Vallum Chapbook Series No. 37
Ghosts and memories recur. There are portals here to other worlds, ecosystems you might blink and miss. Everything exists in relation. Childhood is a site of wonder and decay; a future already folded into the past. In the title poem, Solie’s narrator fills a watertank from a well that will someday be spoiled, the ground already changing underneath it.
My last act before closing the tap
To take the hose by the neck and drink,
Taste the cathedral’s rock and temperature,
The water hard and the table high.
The water then, you could still drink it.

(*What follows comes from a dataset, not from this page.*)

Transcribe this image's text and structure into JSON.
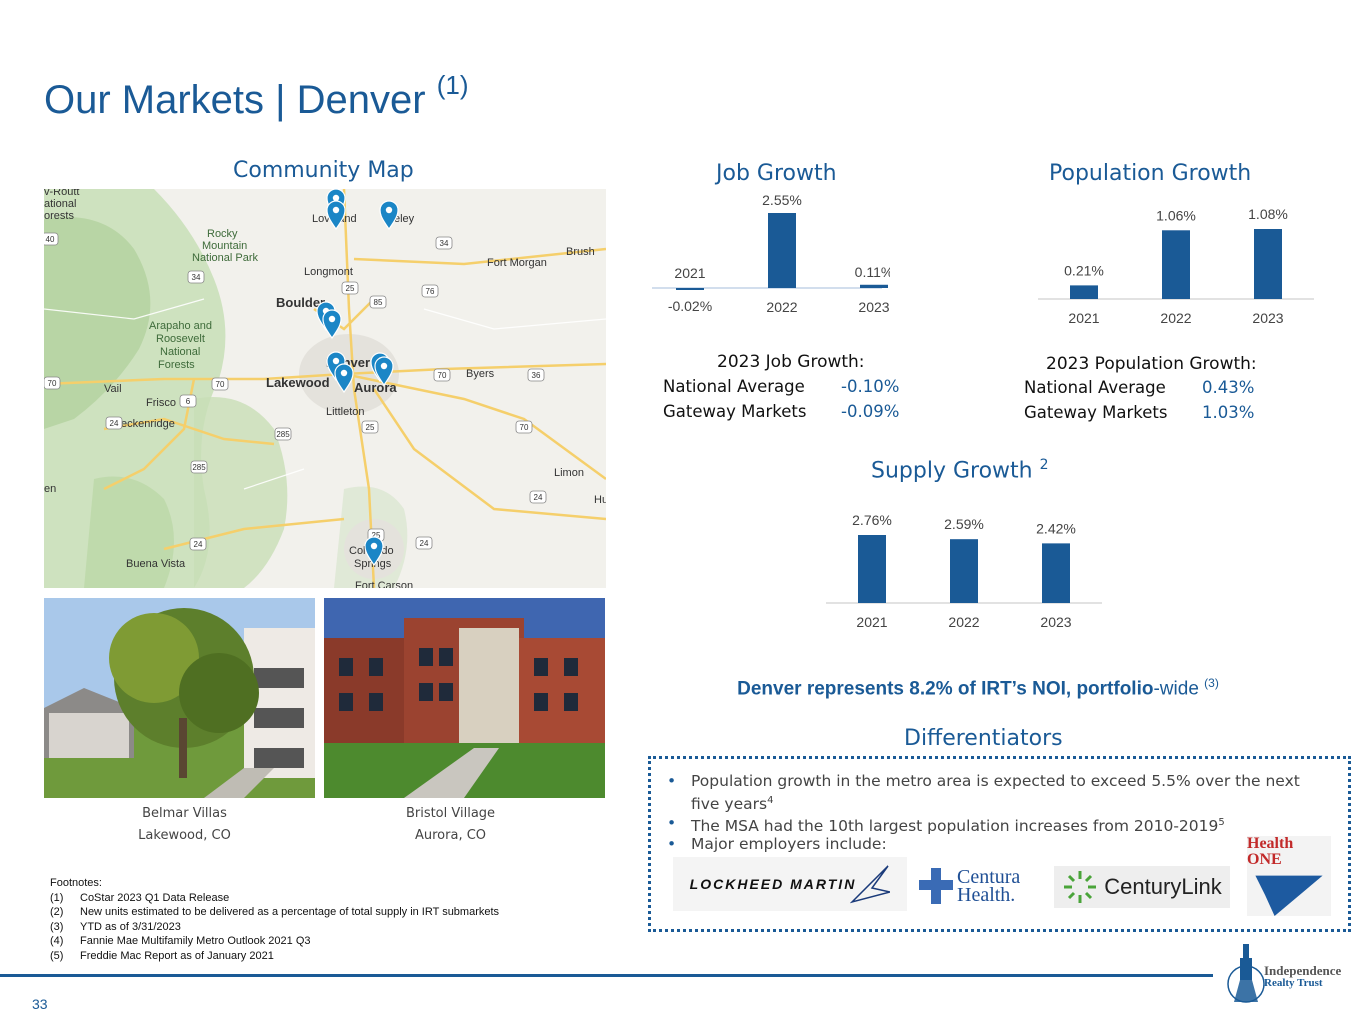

“Look around you,” advises the final line of “Basement Suite,” the first poem in Karen Solie’s Wellwater. Solie follows her own instruction, bringing a clear eye and reflective wit to her observed surroundings, from a wall colour that feels threadbare to a vine that climbs with pain. Solie is interested in what animates things, how they occupy a position, manifest a particular glow. “Each old thing in its new place must prove its worth yet again,” she writes of dust disturbed. Fungi and algae give off light together “in a collaboration that obscures / the individual collaborators.” Objects take on life and the living are objectified. “I was an empty bottle on the floor / of a church filling with dust,” Solie writes, privileging no one state of being over another. —Rosie Long Decter
Karen Solie is a half-time lecturer in English and Creative Writing for the University of St Andrews in Scotland. The rest of the time she is in Canada. Her sixth collection of poetry will be published in 2025.